La submarinista Watson pudo hallar este bosque ancestral a solo 300 metros de la zona costera de Norfolk, en el Reino Unido. El hallazgo se pudo conseguir, por una intensa tormenta que se presentó en el año 2013. Watson señaló que quedó sorprendida por lo que había podido ver bajo las aguas, al descubrir este sumergido bosque prehistórico. Los especialistas estiman que el bosque quedó bajo el mar, cuando se derritieron enormes masas de hielo y el nivel de los mares se elevó unos 120 metros. Numerosos árboles caídos aparecen en el fondo marino, creando una especie de arrecife natural en donde habitan peces de mil colores y exóticas plantas de las profundidades. El hallazgo de este antiguo bosque se logró en una región denominada como Doggerland, en las costas de Norfolk, en Inglaterra.

Otro factor a tomar en cuenta que favoreció el descubrimiento de este bosque sumergido, ha sido el gran avance que han tenido las técnicas y tecnologías relacionadas con el buceo y el submarinismo en general.

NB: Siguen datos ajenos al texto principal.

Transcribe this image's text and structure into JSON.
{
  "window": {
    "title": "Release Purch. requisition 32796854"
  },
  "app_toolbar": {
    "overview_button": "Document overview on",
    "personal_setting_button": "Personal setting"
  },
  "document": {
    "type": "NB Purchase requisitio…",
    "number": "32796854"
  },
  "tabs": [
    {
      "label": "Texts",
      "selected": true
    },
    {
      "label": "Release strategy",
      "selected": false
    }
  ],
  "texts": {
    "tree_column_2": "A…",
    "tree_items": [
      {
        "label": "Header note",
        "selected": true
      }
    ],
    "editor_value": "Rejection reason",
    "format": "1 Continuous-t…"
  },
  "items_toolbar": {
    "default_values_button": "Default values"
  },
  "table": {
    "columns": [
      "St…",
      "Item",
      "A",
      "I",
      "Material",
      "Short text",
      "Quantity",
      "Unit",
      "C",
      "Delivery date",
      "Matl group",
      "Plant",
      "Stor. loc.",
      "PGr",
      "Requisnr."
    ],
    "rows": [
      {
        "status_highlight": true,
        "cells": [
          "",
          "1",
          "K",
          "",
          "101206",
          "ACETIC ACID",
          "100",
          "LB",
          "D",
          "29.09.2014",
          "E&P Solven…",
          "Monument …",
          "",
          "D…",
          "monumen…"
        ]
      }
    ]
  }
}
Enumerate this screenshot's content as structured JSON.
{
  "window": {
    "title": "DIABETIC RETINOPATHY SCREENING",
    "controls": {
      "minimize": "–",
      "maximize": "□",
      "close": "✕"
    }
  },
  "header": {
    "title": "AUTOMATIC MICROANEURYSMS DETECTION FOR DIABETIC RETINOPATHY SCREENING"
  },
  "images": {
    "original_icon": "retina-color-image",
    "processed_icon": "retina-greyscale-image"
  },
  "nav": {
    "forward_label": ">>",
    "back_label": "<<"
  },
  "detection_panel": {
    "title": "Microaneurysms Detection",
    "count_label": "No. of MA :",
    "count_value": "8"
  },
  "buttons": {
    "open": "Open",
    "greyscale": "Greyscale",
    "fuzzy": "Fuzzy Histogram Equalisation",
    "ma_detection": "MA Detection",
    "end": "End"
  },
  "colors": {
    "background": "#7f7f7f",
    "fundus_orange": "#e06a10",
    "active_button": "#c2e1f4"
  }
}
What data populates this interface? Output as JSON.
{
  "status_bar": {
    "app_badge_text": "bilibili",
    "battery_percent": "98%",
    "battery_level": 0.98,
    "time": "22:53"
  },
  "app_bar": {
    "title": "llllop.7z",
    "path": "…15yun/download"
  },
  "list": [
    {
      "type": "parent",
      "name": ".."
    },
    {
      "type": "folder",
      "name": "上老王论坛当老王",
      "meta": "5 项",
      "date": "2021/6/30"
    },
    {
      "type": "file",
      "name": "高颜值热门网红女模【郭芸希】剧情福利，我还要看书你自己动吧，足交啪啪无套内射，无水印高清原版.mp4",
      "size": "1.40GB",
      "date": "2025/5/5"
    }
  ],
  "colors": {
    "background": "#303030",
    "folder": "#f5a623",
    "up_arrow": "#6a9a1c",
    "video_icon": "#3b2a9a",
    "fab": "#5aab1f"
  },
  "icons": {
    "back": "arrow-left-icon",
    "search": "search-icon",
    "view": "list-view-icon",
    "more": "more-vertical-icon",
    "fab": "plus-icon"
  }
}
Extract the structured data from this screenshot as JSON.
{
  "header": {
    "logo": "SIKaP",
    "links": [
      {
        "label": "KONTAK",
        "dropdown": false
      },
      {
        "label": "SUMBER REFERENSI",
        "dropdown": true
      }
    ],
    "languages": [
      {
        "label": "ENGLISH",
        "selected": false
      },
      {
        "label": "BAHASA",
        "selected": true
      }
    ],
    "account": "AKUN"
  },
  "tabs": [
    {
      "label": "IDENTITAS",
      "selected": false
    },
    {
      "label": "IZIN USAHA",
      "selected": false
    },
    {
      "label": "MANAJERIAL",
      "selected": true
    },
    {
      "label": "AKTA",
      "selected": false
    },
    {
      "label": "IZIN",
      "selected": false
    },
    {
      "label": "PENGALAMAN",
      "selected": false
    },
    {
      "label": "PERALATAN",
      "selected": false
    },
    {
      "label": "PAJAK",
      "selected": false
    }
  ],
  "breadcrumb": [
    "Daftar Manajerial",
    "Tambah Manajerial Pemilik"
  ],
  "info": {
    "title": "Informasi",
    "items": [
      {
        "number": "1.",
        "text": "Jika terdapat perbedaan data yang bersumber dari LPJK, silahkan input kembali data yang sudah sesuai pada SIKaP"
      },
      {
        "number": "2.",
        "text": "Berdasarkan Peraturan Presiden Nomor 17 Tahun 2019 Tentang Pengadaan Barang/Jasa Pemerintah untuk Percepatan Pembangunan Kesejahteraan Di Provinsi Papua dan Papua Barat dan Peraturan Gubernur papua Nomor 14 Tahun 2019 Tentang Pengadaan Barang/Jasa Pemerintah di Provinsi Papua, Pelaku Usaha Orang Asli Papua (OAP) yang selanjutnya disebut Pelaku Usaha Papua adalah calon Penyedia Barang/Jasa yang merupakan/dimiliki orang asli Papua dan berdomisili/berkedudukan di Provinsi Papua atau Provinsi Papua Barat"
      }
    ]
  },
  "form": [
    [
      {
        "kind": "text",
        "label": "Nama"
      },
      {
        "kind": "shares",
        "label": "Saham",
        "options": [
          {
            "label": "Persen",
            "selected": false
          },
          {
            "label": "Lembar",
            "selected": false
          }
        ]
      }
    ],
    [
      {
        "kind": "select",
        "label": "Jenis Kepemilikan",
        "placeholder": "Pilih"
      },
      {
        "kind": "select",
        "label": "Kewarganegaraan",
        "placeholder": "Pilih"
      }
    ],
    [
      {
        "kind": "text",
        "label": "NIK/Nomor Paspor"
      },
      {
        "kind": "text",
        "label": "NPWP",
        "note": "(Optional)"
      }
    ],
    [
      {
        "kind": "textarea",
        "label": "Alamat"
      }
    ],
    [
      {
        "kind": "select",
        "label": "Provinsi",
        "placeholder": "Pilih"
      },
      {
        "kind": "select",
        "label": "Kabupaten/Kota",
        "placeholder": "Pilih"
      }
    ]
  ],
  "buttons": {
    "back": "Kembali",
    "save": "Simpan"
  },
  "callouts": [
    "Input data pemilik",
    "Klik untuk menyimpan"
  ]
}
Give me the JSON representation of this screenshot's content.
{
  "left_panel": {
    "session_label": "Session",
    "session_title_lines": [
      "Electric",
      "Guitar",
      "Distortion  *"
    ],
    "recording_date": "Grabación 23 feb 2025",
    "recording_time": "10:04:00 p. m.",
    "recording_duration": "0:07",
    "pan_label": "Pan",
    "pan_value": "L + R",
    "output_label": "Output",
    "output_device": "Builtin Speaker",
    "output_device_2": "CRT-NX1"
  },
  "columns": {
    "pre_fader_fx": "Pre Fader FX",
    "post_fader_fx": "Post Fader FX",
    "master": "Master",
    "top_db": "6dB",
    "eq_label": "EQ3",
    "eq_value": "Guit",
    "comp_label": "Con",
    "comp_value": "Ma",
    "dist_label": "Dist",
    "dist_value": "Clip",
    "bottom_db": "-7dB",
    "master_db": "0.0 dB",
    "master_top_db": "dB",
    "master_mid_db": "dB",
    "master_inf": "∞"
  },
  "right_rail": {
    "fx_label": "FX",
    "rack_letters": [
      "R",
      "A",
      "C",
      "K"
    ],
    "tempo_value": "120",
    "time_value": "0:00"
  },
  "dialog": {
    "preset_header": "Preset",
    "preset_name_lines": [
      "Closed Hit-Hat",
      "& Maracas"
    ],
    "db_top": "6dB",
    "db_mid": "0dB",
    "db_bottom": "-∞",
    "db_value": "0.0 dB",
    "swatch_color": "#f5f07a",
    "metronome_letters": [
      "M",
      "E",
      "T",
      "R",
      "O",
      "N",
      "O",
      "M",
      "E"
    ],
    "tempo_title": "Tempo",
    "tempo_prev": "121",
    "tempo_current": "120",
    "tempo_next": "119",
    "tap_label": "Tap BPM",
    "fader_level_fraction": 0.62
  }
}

Como ejemplo de ello, basta con mencionar que, no hace mucho, un grupo de buzos rompió una marca mundial al conseguir sumergirse 100 metros en aguas a muy baja temperatura, en el cráter de un volcán ubicado en la Antártida. Los integrantes de esta expedición subacuática, llegaron a una profundidad exacta de 97 metros, en las aguas de la isla Decepción. Por lo general, la profundidad que alcanzan los buzos en la Antártida no rebasa los 20 metros, y hasta la fecha, nadie había buceado más profundo. Esta creciente mejora en las técnicas del buceo, ha permitido el hallazgo en las costas de Norfolk del sorprendente bosque submarino de los tiempos prehistóricos, antes comentado.